We are at an interesting conjunction of having reached the predicted demographics of a large older population worldwide and the crisis of global capitalism, which has its roots in the decades-old falling rate of profitability under capitalism.  The falling rate of profitability is behind the neoliberal policy of privatization, seeking new profits from services addressing the most basic human needs such as health care, education, food security, and housing.  The government under both Democrats and Republicans alike are working within this ideology.  Neoliberal austerity measures and privatization of public services can't be lobbied out of existence.  Under capitalism there is often a "contradiction between the pursuit of health and the pursuit of profit." (Lesley Doyal, The Political Economy of Health, Pluto Press 1979, p.44).  Although 19th century advances in medicine improved standards of health as measured by life expectancy and mortality rates,  delivery of health care under capitalism will always end up doing harm simply because of its profit-driven (not health or social-driven) nature.  Again, from Lesley Doyle, "while we cannot specify in advance a utopian blueprint for a socialist health policy, we can assume that under socialism profit would no longer be the criterion for making decisions about production or consumption"... and "that a real concern for the population would be reflected in planning and decision making." (Doyal, p.22) We need to be studying how to transition to socialized medicine, away from government underwriting of for-profit "healthcare", and away from having to piece together non-profit community services to meet the huge healthcare needs of frail elders.

Critical structural approaches to Gerontology were not discussed in graduate programs or practical settings.  Many of us have spent years advocating for better eldercare yet we have all been victims of an entrenched liberal ideology, now called neoliberalsm, that imposes market-driven policy.  However, younger academics and practitioners are recognizing this dilemma and are confronting and challenging capitalism itself.  Their precarious future is different from our comfortably precarious present.
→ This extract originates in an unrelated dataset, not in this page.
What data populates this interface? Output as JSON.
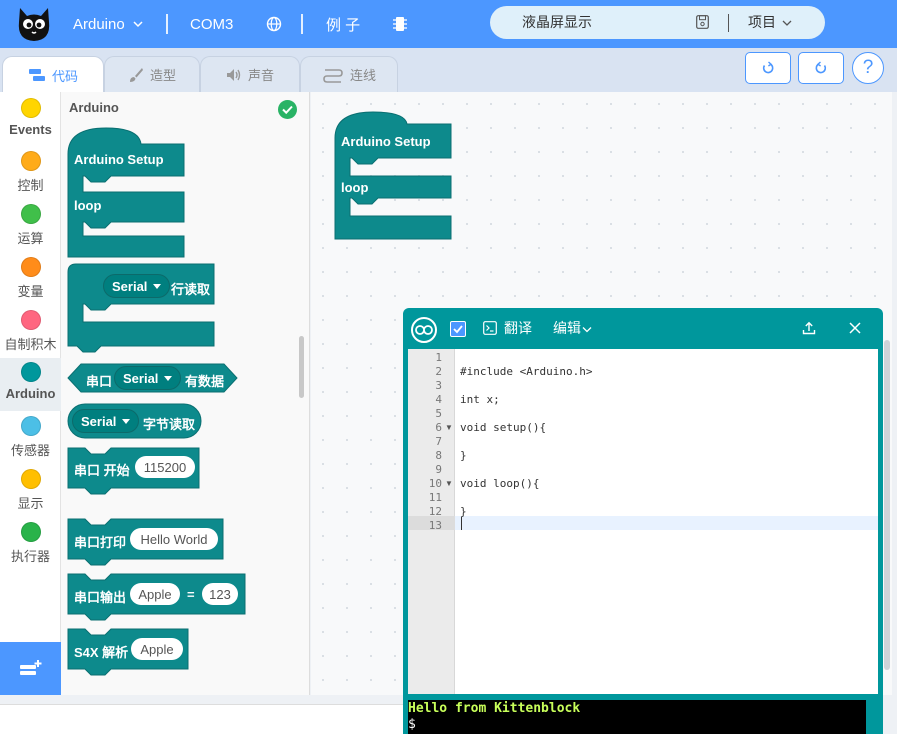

How can established Gerontologists join forces with younger, radical academics and activists in multiple disciplines who are making important connections between the current state of health care and its historical, political and economic context, often using a Marxist approach?  Critical Gerontologists can begin to connect with the emerging socialist and pro-labor healthcare movements to make sure that the needs of the aging population are understood and included in any discussion or action (Medicare for All, Health over Profit, Physicians for National Health Care, National Nurses United) to name a few.  We need to be the voice for the older population among the younger and class-based socialist movements, (DSA, Greens, Poor Peoples Campaign, Working Families Party, etc.) to counteract the privatizers' efforts to pit the generations against each other, just as identity politics separates people into factions based on gender, ethnicity, color.  We need a collective push away from capitalism and towards a true socialist project, through education and study, practice and speaking out in order to move beyond politics as we have known it.  In the meantime, we can acknowledge the willingness and moral imperative to begin to name and understand the current conditions that affect long term care, as Polivka and Luo have done by describing destructive neoliberal-based policies, while also recognizing that politics as usual is not enough to address the long term care needs of a growing older population.